Inhaltsangabe zu "Wiener Straße"

Ein großer Roman voll schräger Vogel in einer schrägen Welt. Derbe, lustig und bizarr wie seine Protagonisten.
Wiener Straße beginnt im November 1980 an dem Tag, an dem Frank Lehmann mit der rebellischen Berufsnichte Chrissie sowie den beiden Extremkünstlern Karl Schmidt und H. R. Ledigt in eine Wohnung über dem Café Einfall verpflanzt wird, um Erwin Kächeles Familienplanung nicht länger im Weg zu stehen. Österreichische Aktionskünstler, ein Fernsehteam, ein ehemaliger Intimfriseurladen, eine Kettensäge, ein Kontaktbereichsbeamter, eine Kreuzberger Kunstausstellung, der Kampf um die Einkommensoptionen Putzjob und Kuchenverkauf, der Besuch einer Mutter und ein Schwangerschaftssimulator setzen eine Kette von Ereignissen in Gang, die alle ins Verderben reißen.Außer einen!

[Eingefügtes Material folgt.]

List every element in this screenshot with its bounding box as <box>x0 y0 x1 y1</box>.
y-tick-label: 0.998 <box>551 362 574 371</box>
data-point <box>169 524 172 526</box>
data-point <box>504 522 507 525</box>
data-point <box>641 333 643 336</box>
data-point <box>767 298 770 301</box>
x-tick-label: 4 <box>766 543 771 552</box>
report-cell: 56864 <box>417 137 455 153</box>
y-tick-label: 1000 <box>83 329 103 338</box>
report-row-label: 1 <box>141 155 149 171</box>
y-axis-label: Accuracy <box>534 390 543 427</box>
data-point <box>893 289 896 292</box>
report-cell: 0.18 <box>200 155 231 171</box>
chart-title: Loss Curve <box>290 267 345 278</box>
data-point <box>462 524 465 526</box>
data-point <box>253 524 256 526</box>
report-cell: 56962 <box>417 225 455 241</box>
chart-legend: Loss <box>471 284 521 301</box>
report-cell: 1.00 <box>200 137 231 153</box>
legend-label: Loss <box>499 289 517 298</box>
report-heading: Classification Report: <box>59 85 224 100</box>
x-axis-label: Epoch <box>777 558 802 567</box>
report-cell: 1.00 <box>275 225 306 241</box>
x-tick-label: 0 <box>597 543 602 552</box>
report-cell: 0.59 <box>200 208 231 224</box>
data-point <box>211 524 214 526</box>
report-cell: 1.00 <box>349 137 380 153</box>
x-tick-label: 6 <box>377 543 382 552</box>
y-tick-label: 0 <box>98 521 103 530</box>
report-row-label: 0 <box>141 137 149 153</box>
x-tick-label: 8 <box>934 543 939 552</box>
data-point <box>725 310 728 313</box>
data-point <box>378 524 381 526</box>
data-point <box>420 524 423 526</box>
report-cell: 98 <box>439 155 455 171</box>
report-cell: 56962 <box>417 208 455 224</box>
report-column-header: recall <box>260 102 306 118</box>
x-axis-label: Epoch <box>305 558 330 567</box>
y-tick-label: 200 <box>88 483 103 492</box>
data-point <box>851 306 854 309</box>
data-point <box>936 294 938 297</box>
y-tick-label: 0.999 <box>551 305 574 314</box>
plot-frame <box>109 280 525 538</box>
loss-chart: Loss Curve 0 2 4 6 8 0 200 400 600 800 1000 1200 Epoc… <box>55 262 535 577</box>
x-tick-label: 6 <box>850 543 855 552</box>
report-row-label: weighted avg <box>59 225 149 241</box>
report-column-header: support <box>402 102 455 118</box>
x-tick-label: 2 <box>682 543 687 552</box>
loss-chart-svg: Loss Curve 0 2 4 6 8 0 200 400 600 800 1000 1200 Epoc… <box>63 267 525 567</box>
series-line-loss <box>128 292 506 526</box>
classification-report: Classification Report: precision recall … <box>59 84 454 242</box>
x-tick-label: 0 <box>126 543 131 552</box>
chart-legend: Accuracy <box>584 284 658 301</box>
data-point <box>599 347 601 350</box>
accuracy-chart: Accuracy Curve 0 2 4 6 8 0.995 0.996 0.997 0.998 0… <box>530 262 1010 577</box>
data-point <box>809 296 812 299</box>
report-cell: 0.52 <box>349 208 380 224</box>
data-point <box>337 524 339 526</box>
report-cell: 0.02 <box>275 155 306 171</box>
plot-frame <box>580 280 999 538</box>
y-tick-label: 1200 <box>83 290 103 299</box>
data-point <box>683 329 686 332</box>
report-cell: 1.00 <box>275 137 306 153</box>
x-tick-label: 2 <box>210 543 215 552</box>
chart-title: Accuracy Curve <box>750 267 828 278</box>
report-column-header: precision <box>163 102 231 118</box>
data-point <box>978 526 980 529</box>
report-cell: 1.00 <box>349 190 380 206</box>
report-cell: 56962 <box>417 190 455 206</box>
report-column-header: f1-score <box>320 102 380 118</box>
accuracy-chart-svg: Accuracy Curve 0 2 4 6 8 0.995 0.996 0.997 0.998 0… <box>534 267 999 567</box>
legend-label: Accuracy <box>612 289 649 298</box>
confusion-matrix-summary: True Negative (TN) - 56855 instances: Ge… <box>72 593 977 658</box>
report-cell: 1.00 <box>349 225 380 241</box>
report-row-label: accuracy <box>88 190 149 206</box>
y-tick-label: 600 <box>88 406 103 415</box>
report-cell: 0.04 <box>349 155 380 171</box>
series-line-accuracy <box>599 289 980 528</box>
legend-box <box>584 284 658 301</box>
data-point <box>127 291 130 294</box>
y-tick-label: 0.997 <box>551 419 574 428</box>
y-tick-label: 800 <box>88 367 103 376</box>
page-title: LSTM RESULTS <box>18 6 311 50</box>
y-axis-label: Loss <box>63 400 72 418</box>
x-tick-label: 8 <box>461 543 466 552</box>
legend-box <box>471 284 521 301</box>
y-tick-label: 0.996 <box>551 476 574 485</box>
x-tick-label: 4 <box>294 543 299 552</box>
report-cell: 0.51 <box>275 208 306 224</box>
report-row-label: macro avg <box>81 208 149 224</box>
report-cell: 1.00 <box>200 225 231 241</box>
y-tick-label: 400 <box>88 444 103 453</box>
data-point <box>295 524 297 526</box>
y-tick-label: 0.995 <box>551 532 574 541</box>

Kreuzberg, Anfang der 80er Jahre – das war ein kreativer Urknall, eine surreale Welt aus Künstlern, Hausbesetzern, Freaks, Punks und Alles-frisch-Berlinern. Jeder reibt sich an jedem. Jeder kann ein Held sein. Alles kann das nächste große Ding werden. Kunst ist das Gebot der Stunde und Kunst kann alles sein. Ein Schmelztiegel der selbsterklärten Widerspenstigen, die es auch gerne mal gemütlich haben, ein deutsches Kakanien in Feindesland.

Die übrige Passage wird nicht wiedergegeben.